2. Faire participer les travailleurs aux processus de conception
Pour qu’il puisse fournir des réponses aux questions favorisant l’autonomisation, le processus de construction du « cerveau » de l’agent conversationnel nécessite beaucoup de travail en amont. Au départ, le syndicat avait conceptualisé ce travail comme une tâche unique, mais il s’est rendu compte par la suite qu’il était bien plus judicieux de diviser le travail en deux rôles : des « experts », c.-à-d. des délégués sur le lieu de travail qui répondaient aux questions sur le fond, et des « administrateurs », c’est-à-dire des responsables syndicaux qui se chargeaient du travail technique de préparation des informations pour l’agent conversationnel. Cette division du travail à l’intérieur du système a eu un impact positif sur les travailleurs de part et d’autre de l’agent conversationnel ; il a ainsi permis l’émergence et le développement de nouveaux leaders qui se sentaient à l’aise dans l’activisme au sein d’un environnement numérique.
3. L’IA peut aider les syndicats à dresser un panorama des lieux de travail, notamment dans les secteurs où la syndicalisation est difficile
La valeur de l’agent conversationnel ne réside pas uniquement dans le fait qu’il s’agit d’un outil de question-réponse, mais plutôt de sa qualité de mécanisme qui aide les organisateurs à mieux comprendre qui sont les personnes qui posent des questions sur les lieux de travail et quels sont les problèmes clés pour les travailleurs. Pouvoir cartographier les problèmes de cette manière a permis aux organisateurs de se préparer aux visites sur le lieu de travail. Connaître ses problèmes s’avère également très utile dans les secteurs où les travailleurs ne partagent pas un lieu de travail physique (p. ex., les soins à domicile), ce qui permet au syndicat d’identifier et d’organiser des problèmes qui, autrement, n’auraient pas été détectés. Comme l’a fait remarquer un responsable de l’UWU : « Grâce à l’application et au portail Web, la capacité à participer à des conversations en ligne autour de la syndicalisation est modifiée. C’est la capacité à identifier les problèmes, les activistes et les leaders potentiels en ligne grâce au type de questions qui nous parviennent, d’une manière vraiment rationalisée. »

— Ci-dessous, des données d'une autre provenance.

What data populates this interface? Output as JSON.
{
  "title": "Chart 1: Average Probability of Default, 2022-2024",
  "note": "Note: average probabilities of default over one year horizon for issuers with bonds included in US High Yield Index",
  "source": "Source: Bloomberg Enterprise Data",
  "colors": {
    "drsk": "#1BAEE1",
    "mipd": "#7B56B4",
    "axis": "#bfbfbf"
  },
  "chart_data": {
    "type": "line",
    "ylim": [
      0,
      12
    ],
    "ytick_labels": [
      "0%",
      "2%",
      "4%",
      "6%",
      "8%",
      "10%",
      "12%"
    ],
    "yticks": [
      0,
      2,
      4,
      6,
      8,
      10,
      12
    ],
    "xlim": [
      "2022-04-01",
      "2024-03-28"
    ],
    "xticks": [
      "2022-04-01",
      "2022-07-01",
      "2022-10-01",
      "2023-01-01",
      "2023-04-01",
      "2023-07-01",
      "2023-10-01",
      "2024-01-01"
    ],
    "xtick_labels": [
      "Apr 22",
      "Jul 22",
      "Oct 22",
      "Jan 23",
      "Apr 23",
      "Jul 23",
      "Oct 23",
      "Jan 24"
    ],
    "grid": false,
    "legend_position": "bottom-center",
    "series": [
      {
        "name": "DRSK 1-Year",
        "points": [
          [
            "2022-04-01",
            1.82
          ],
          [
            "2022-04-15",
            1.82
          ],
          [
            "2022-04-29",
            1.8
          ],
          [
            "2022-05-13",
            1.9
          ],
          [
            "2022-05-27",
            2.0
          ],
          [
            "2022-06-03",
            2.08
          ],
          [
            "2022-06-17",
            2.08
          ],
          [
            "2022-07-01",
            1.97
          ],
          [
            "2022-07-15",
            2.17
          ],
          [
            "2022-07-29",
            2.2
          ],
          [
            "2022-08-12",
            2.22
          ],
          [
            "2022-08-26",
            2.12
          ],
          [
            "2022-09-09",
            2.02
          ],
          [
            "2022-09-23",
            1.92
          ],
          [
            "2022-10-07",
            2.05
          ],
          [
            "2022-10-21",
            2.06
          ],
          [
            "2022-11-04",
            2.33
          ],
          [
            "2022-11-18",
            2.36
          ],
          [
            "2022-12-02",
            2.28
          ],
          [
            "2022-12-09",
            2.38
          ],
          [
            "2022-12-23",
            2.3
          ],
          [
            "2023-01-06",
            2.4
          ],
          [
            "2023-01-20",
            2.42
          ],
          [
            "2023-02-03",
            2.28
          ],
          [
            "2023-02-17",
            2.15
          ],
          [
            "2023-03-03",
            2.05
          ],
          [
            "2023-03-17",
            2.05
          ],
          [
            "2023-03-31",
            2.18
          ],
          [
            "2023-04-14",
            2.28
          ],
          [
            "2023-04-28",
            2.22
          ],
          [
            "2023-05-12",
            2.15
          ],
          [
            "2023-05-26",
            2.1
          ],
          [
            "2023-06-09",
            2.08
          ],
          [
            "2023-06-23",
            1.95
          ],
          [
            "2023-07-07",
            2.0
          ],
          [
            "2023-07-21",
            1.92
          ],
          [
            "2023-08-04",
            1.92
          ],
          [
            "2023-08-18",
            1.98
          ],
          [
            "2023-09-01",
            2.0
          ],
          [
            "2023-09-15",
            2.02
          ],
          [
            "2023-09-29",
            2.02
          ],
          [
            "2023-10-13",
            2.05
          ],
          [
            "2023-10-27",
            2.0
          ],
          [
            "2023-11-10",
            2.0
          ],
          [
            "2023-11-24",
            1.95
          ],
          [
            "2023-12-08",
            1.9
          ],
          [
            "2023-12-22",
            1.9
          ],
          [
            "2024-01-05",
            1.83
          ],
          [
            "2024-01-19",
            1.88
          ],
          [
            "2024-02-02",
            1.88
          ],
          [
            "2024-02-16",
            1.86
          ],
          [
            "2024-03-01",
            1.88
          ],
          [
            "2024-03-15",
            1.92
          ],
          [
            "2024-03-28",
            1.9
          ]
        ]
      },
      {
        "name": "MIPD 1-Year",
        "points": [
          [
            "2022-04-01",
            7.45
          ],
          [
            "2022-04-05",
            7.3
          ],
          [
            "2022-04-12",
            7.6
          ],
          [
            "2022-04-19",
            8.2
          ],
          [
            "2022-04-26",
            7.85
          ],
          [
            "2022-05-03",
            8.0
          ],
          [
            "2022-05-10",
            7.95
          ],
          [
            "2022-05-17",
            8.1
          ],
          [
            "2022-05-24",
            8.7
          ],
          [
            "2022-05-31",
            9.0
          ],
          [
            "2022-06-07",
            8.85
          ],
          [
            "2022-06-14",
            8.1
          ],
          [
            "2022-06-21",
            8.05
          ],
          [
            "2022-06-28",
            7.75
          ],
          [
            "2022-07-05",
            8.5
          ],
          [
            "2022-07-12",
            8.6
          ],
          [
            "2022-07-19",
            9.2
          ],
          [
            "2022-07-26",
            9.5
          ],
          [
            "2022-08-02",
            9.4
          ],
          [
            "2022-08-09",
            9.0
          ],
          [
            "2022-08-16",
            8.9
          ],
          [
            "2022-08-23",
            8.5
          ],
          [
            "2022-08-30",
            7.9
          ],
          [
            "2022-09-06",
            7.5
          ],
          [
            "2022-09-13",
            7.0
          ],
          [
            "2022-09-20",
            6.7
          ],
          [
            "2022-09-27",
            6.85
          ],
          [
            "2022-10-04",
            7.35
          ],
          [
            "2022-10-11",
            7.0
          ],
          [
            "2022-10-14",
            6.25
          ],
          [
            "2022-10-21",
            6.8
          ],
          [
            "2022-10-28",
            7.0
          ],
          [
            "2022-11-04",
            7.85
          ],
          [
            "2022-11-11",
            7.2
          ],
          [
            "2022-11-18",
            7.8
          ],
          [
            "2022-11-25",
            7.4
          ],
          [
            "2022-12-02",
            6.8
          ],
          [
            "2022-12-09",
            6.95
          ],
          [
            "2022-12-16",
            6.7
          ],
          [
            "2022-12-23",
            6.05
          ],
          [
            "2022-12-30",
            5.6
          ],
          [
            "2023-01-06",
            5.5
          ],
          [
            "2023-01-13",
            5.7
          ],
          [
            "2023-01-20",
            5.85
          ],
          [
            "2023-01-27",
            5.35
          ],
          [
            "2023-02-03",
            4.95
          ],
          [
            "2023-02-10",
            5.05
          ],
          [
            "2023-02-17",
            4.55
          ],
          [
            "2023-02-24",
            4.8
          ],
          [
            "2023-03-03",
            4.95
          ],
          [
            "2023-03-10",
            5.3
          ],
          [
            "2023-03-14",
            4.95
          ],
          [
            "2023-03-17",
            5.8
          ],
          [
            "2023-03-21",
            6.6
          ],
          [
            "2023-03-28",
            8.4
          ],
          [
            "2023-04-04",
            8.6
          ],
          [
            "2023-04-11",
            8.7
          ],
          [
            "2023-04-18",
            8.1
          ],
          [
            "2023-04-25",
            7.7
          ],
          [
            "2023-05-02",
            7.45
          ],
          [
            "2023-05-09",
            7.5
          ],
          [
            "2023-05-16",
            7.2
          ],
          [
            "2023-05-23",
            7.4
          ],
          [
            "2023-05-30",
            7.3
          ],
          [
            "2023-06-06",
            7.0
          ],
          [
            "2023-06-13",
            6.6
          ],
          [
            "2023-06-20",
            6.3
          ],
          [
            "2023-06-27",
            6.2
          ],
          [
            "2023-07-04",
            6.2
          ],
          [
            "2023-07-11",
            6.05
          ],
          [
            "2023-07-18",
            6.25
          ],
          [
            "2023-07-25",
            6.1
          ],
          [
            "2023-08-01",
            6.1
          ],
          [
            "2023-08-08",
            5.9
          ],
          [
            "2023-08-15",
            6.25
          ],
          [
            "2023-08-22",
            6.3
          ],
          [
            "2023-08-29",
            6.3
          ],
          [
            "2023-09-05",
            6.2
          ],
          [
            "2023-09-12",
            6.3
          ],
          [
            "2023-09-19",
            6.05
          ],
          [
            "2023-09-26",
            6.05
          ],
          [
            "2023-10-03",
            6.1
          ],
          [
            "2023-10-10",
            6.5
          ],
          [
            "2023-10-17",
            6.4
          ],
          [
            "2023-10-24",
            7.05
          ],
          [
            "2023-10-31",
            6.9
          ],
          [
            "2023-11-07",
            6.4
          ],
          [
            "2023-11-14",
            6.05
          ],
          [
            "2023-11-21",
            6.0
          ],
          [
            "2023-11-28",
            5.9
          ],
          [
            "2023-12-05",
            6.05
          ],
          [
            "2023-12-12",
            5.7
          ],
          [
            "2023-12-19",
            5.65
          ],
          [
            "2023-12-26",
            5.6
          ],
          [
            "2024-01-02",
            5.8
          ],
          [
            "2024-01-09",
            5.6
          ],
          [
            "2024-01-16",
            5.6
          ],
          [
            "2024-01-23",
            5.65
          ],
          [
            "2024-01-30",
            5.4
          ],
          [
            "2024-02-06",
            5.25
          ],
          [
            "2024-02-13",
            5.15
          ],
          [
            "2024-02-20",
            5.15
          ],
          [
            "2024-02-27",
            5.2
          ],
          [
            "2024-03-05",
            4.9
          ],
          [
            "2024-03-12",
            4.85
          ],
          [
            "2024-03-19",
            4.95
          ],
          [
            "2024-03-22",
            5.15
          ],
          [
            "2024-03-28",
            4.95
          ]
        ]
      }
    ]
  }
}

De manière générale, le recours à l’IA par les syndicats semble présenter des avantages potentiels, mais uniquement si ceux-ci sont préparés à délibérément repenser cette technologie autour d’une philosophie de syndicalisation et à la considérer comme un outil supplémentaire de syndicalisation des personnes, plutôt que de la voir comme une mesure d’économie de coûts ou de main-d’œuvre.
Cet article a été publié à l’origine par IndustriAll Europe.